Technologies being developed within the field of Natural Language Processing (NLP) have an important role to play in the urgent tasks of documenting, analyzing and revitalizing endangered languages. At the same time, the rapid development and the spread of language-related technologies observed in recent decades may result in creating a technological gap between smaller languages and majority languages – which in turn will threaten the survival of the former group – if linguistic minorities are not provided with equal access to said technologies. Among such languages is Ainu, a critically endangered language isolate native to northern parts of the Japanese archipelago. In this dissertation, I present the results of my research devoted to the development of Natural Language Processing technologies for the Ainu language.
I begin with presenting the background of this research. In particular, I provide an overview of previous research in the field of Natural Language Processing for under-resourced and endangered languages. I then describe the characteristics and current situation of the Ainu language, and review some of the related research on the Ainu language, including the few existing studies in the field of Natural Language Processing. I also describe the major challenges facing Ainu language research and revitalization efforts.

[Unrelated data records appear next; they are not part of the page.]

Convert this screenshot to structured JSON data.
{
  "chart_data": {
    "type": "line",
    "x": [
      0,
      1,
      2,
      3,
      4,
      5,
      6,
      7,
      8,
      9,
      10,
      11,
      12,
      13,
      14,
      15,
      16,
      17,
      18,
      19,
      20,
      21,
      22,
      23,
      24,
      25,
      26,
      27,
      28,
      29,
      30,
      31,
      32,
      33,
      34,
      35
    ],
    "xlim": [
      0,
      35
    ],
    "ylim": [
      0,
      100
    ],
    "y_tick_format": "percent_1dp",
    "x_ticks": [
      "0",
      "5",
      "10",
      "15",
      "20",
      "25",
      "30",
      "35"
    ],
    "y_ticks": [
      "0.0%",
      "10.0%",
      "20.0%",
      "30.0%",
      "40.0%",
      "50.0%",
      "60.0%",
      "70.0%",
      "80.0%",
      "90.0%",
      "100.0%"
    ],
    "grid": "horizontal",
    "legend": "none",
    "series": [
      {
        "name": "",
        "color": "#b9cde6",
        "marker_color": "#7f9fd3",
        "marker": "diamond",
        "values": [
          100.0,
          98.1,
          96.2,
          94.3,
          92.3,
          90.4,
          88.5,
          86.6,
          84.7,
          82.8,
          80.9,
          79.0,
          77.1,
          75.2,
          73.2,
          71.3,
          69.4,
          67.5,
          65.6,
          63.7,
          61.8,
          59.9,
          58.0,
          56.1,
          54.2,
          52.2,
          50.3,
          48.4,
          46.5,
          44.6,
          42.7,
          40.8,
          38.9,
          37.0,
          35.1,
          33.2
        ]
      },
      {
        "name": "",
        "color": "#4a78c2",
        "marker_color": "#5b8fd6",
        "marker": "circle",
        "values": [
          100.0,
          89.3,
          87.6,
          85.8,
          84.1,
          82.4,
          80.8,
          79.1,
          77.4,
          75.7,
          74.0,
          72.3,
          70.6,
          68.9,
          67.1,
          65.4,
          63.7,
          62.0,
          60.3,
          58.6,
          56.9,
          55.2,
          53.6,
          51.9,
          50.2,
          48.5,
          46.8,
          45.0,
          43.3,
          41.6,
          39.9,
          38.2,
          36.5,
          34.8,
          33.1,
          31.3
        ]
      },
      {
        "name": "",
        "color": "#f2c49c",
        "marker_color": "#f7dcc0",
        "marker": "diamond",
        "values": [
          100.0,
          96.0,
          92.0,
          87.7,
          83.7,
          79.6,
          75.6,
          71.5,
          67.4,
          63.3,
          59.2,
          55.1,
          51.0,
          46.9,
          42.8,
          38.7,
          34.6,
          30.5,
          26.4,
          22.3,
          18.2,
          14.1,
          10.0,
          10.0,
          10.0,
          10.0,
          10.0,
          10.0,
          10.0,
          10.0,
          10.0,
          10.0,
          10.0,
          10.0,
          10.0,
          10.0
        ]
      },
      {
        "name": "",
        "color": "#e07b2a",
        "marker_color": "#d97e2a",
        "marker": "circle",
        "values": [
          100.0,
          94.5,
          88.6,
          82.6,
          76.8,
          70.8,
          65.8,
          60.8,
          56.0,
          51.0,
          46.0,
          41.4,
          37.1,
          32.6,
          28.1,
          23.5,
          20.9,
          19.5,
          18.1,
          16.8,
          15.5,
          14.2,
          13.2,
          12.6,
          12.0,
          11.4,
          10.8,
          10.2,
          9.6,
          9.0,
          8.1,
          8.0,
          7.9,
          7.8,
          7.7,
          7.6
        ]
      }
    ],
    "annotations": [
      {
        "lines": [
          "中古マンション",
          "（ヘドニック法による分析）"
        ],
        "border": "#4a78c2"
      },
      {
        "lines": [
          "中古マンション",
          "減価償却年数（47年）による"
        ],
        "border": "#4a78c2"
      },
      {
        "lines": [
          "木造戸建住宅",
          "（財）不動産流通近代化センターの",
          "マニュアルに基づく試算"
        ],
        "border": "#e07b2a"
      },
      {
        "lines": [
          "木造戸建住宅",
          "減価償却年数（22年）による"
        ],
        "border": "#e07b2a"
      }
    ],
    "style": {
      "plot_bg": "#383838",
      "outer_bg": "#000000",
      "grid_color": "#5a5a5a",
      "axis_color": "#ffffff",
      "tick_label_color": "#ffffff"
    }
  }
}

After that, I report the results of a survey conducted on a group of Ainu language learners, scholars, and other people interested in the Ainu language, with the aim of evaluating their experiences and needs concerning language-related technologies. Based on the findings from the questionnaire, I outline future research goals.
A major obstacle for the application of advanced language processing technologies to minority languages, including Ainu, is the lack of high-volume digital linguistic resources, such as text and speech corpora and in particular, annotated corpora. One of the main contributions of the presented research is the compilation of a large-scale corpus of Ainu. It covers a wide range of documents in a consistent structure, allowing for the application of corpus-driven approaches to NLP, such as statistical language models and representation learning techniques.
The above-mentioned corpus is then utilized in the development of Natural Language Processing tools for Ainu, namely word segmentation models and part-of-speech taggers. For the first task, I propose a novel algorithm: MiNgMatch Segmenter. I argue that the problem of identifying word boundaries can be reduced to finding the shortest sequence of lexical n-grams matching the input text, thus reducing its computational cost and increasing efficiency of the process. I perform a series of experiments comparing the algorithm with systems utilizing state-of-the-art statistical language modelling techniques, as well as a neural model performing word segmentation as character sequence labelling. The experimental results demonstrate strong performance of the proposed approach, comparable with the other best-performing models. Next, I apply a state-of-the-art generator of sequential taggers – SVMTool – and a tagger based on Artificial Neural Networks, equipped with word representations inferred from the corpus, in the task of automatic part-of-speech annotation. Evaluation results reveal that they perform better than the dictionary-based system proposed in previous research (POST-AL), especially when applied to out-of-domain data.
Furthermore, I describe a preliminary Ainu language conversational program for the Pepper robot, which serves as a proof of concept of how robots could support Ainu language education. The proposed robot can hold simple conversations, teach new words and play interactive games using the Ainu language. In a group of Ainu language experts and experienced learners whom I asked for feedback (in the form of a survey study), the majority supported the idea of developing an Ainu-speaking robot and using it in language teaching.
Advances in cross-lingual learning indicate that the problems facing Natural Language
Processing for low-resource languages can be, to a certain extent, alleviated by transferring knowledge from resource-rich languages. Unsurprisingly, however, such techniques tend to yield the best results for closely related languages, whereas the Ainu language is a language isolate, with no known cognates. Nevertheless, given the similarity of phonological systems and some grammatical constructions between Ainu and Japanese, it may still be beneficial to use the existing Japanese resources as a starting point in the development of language processing technologies for Ainu. In this thesis, I describe two preliminary experiments in cross-lingual knowledge transfer from Japanese to Ainu: firstly, I propose a method for generating useful word representations by using an Ainu-Japanese parallel corpus with morpho-syntactic annotations on the Japanese side. When applied to the problem of part-of-speech tagging of Ainu text, the proposed method contributes positively to the performance of a neural tagger. Secondly, I investigate the performance of Japanese models for Speech Synthesis and Speech Recognition in generating and detecting speech in the Ainu language. I perform human evaluation of the synthesized speech in terms of intelligibility and pronunciation, as well as automatic evaluation of Speech Recognition. Experiment results suggest that cross-lingual transfer from Japanese has a potential to facilitate the development of speech technologies for Ainu, especially in the case of Speech Recognition.